First order of business would be to swap out your warm weather car kit for your cold weather kit. Don’t have a car kit? Now is a great time to make one and you don’t really NEED two different kits. You can get away with just swapping out or adding some items. Some items that could be part of a cold weather car kit would be blankets, a change of warm clothes, cold weather boots, a jacket, candles, an ice scraper, a shovel, and cat litter. The shovel and cat litter are for self-rescue if you end up off the road in the snow. The candles can be for light or to heat up the car if stuck or broken down. You might already have them in a year-round kit unless it gets hot enough to melt them in the summer. An alternative heat source, like a portable propane heater, might be a good addition also, but would have to be used carefully. Unless you live in an area that gets very cold or could possibly be stuck for an extended time, a few candles would probably keep you from freezing.

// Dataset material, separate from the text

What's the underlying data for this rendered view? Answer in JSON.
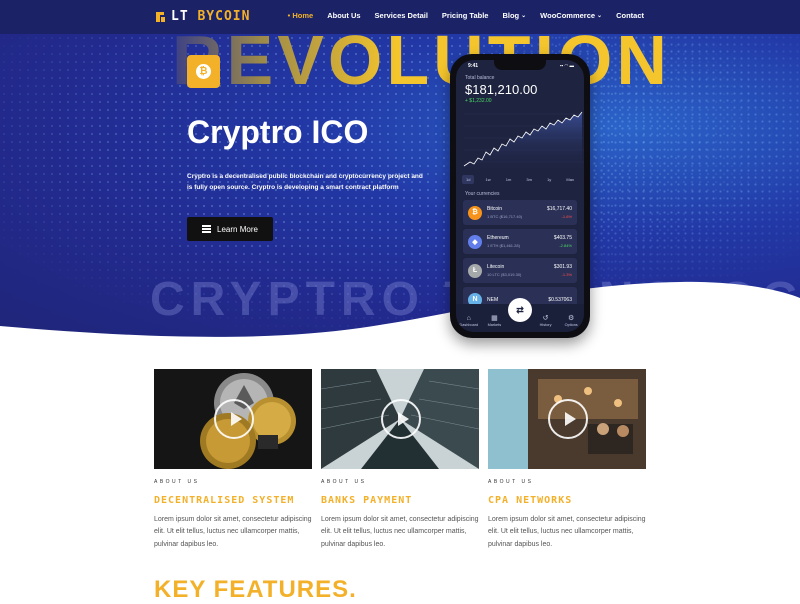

Next, I would evaluate your home preparations to ensure nothing needs topped off. If you use propane, ensure the tanks are full and give each a basic safety check. If any look damaged, replace them. Also, check the batteries in flashlights, radios, etc. If you have a generator, it is a good time to test it out and rotate out fuel. If appropriate, work on whatever winter weather proofing you need. Some people seal windows with plastic and/or foam board to reduce lost heat. Others use caulk to seal up any areas that need it. Also, ensure that any plumbing that could freeze is protected by heat tape, a space heater, or other appropriate means.
Lastly, take a look at your day to day cold weather gear. Many people overlook taking stock of this for you and the family. Is your favorite winter coat on its last leg, do your gloves have more holes than you have fingers, does your 13 year old’s coat fit more like a mid-drift shirt since they added 4 inches over the summer? Making sure your coats, gloves, hats, boots, and such are in good condition will provide a first layer (pun intended) of protection from the cold. I have developed a routine that keeps at least gloves and a hat in my main jacket. That way I do not end up needing them only to find I left them in the other car or on the kitchen table. I also make sure to pack items directly in my kid’s bookbag. They may be covered in goldfish cracker crumbs, but they still keep them warm when needed.
Obviously, this is a very high-level look at some of the things you may need to do to get ready for colder weather. Since everyone has a different situation, it is hard to have a one size fits all checklist. I hope this give you some place to start if you are just getting your plans together for the cold. Stay safe and warm out there.